There are a large number of processing unit (PU) architectures capable of executing computer code. Frequently, computer code is expressly designed to be executed on a particular type of PU, such as a central processing unit (CPU) or graphics processing unit (GPU), and the code cannot be executed on other types of PU without substantial translation, which requires significant time and effort. Generally, most code is executed on a particular type of processing unit (e.g., C++ is usually executed using a CPU). At times, however, it is desirable to execute code on a different type of PU that it ordinarily would not be executed on. For example, code ordinarily executed on a CPU may be better executed on a GPU in some instances.

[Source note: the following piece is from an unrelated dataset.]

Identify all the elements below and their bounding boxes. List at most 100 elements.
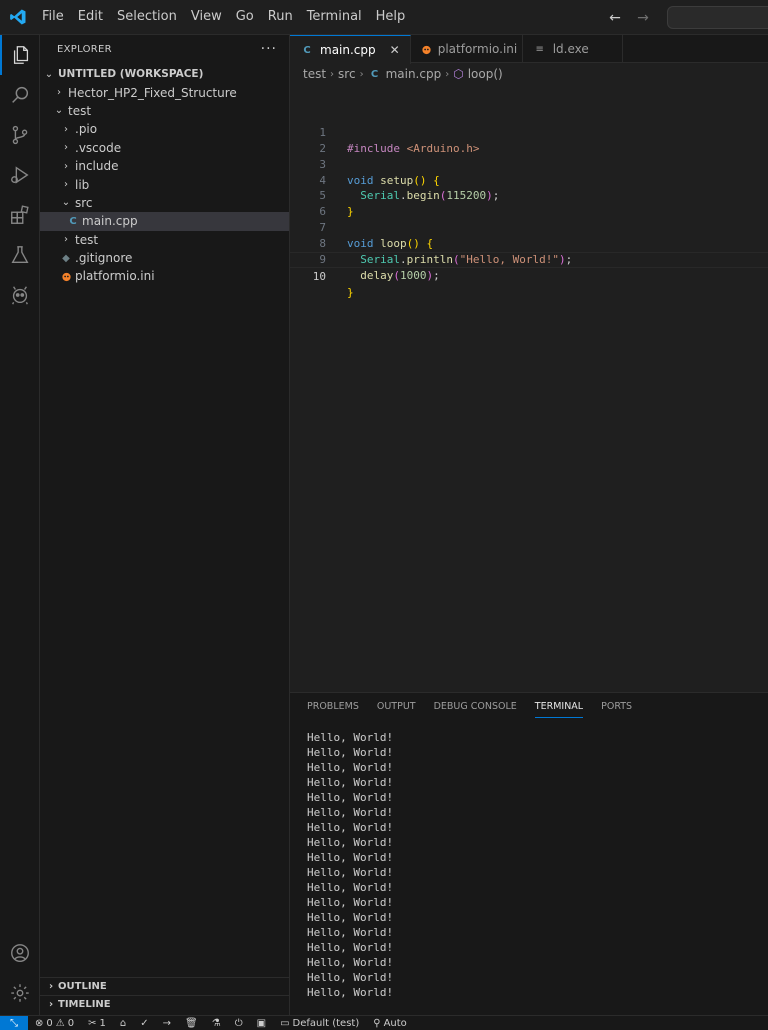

Porting such code to the second PU, however, often involves considerable wasted time because large portions of the code may be better executed on the original PU, such that the translation effort is wasted and the resulting translated code is useless. Furthermore, some code is better executed on a GPU when it is run in parallel with other portions of code, but on a CPU when it is run in isolation. And in my circumstances, developers may be unable to determine which processing architecture is optimal for the execution of a particular piece of computer code, without experimenting with executing the particular piece of computer code across multiple different PU architectures. Additionally, many computer program codes can be organized into blocks of code. Frequently, porting an entire block of code is unnecessary, and it would be more efficient (e.g., the program would run more quickly) if one or more smaller portions of the block are ported rather than the entire block. Similarly, at times the most efficient code is created by porting a portion of the code that includes sections from multiple logical blocks of code (e.g., blocks that are executed simultaneously or sequentially).
There is no satisfactory solution to a priori predict the acceleration that can be achieved by porting all or portions of computer code to other processing unit architectures. Moreover, there is no satisfactory solution to dynamically transfer execution of computer code between disparate processing unit architectures during runtime.